Bahnchef Grube lehnt einen Baustopp für eine Schlichtung im Streit um das Bahnprojekt Stuttgart 21 weiter ab. Ein Bau- und Vergabestopp würde nach Grubes Worten pro Woche 2,5 Millionen Euro kosten.

Stuttgart/Berlin - In der Diskussion um den Umfang des Baustopps beim umstritten Bahnprojekt Stuttgart 21 hofft der als Vermittler eingeschaltete CDU-Politiker Heiner Geißler auf eine baldige Entscheidung. „Baustopp heißt, das ist ganz eindeutig, dass Baumaßnahmen nicht weitergeführt werden“, sagte der ehemalige CDU-Generalsekretär am Montag in der ARD. „Jetzt geht es nur darum: Gibt es Ausnahmen oder gibt es keine Ausnahmen?
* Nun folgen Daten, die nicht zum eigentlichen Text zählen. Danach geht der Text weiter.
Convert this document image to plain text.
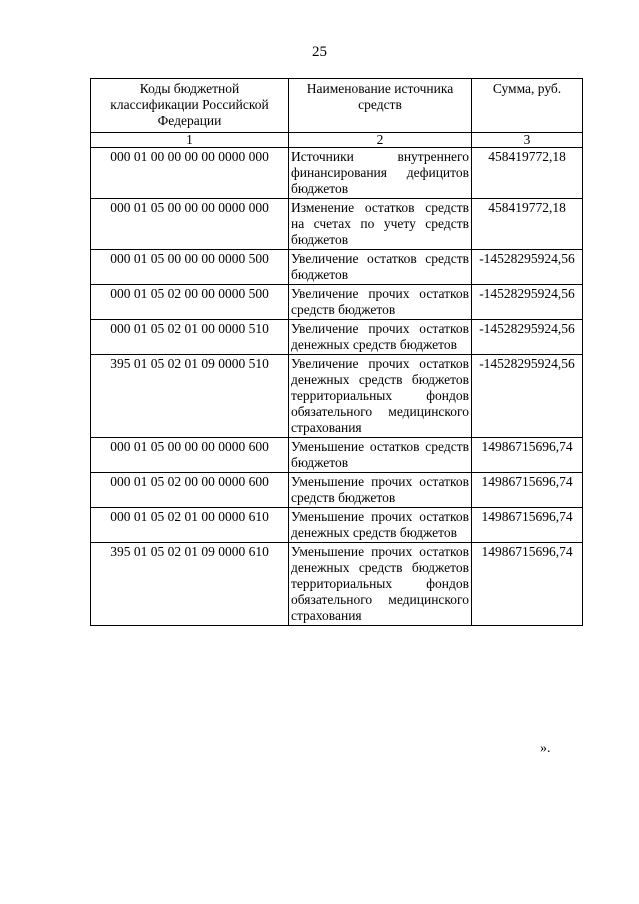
25
Коды бюджетной классификации Российской Федерации	Наименование источника средств	Сумма, руб.
1	2	3
000 01 00 00 00 00 0000 000	Источники внутреннего финансирования дефицитов бюджетов	458419772,18
000 01 05 00 00 00 0000 000	Изменение остатков средств на счетах по учету средств бюджетов	458419772,18
000 01 05 00 00 00 0000 500	Увеличение остатков средств бюджетов	-14528295924,56
000 01 05 02 00 00 0000 500	Увеличение прочих остатков средств бюджетов	-14528295924,56
000 01 05 02 01 00 0000 510	Увеличение прочих остатков денежных средств бюджетов	-14528295924,56
395 01 05 02 01 09 0000 510	Увеличение прочих остатков денежных средств бюджетов территориальных фондов обязательного медицинского страхования	-14528295924,56
000 01 05 00 00 00 0000 600	Уменьшение остатков средств бюджетов	14986715696,74
000 01 05 02 00 00 0000 600	Уменьшение прочих остатков средств бюджетов	14986715696,74
000 01 05 02 01 00 0000 610	Уменьшение прочих остатков денежных средств бюджетов	14986715696,74
395 01 05 02 01 09 0000 610	Уменьшение прочих остатков денежных средств бюджетов территориальных фондов обязательного медицинского страхования	14986715696,74
».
Darüber werden wir in den nächsten Tagen diskutieren.“ Geißler fügte hinzu, er habe am Sonntagabend drei Stunden mit Bahn-Chef Rüdiger Grube gesprochen. Derzeit werde geprüft, ob das Grundwassermanagement des Bauprojekts „in der Zeit der Schlichtung auch tatsächlich durchgeführt werden muss“. Er werde am Dienstag die Antwort erhalten, sagte Geißler. „Und dann wird weitergeredet.“

Grube lehnte am Montagabend jedoch einen Baustopp für eine Schlichtung im Streit um Stuttgart 21 ab. „Es kann und es darf keinen Bau- und Vergabestopp geben“, sagte er. Die Gegner des Bahnprojekts hatten zur Bedingung gemacht, dass die Arbeiten vollständig ruhen. Grube schloss dagegen aus, die Grundwasserregulierung einzustellen oder die Gleisvorfeldarbeiten auszusetzen. Ein Bau- und Vergabestopp würde nach Grubes Worten pro Woche 2,5 Millionen Euro kosten.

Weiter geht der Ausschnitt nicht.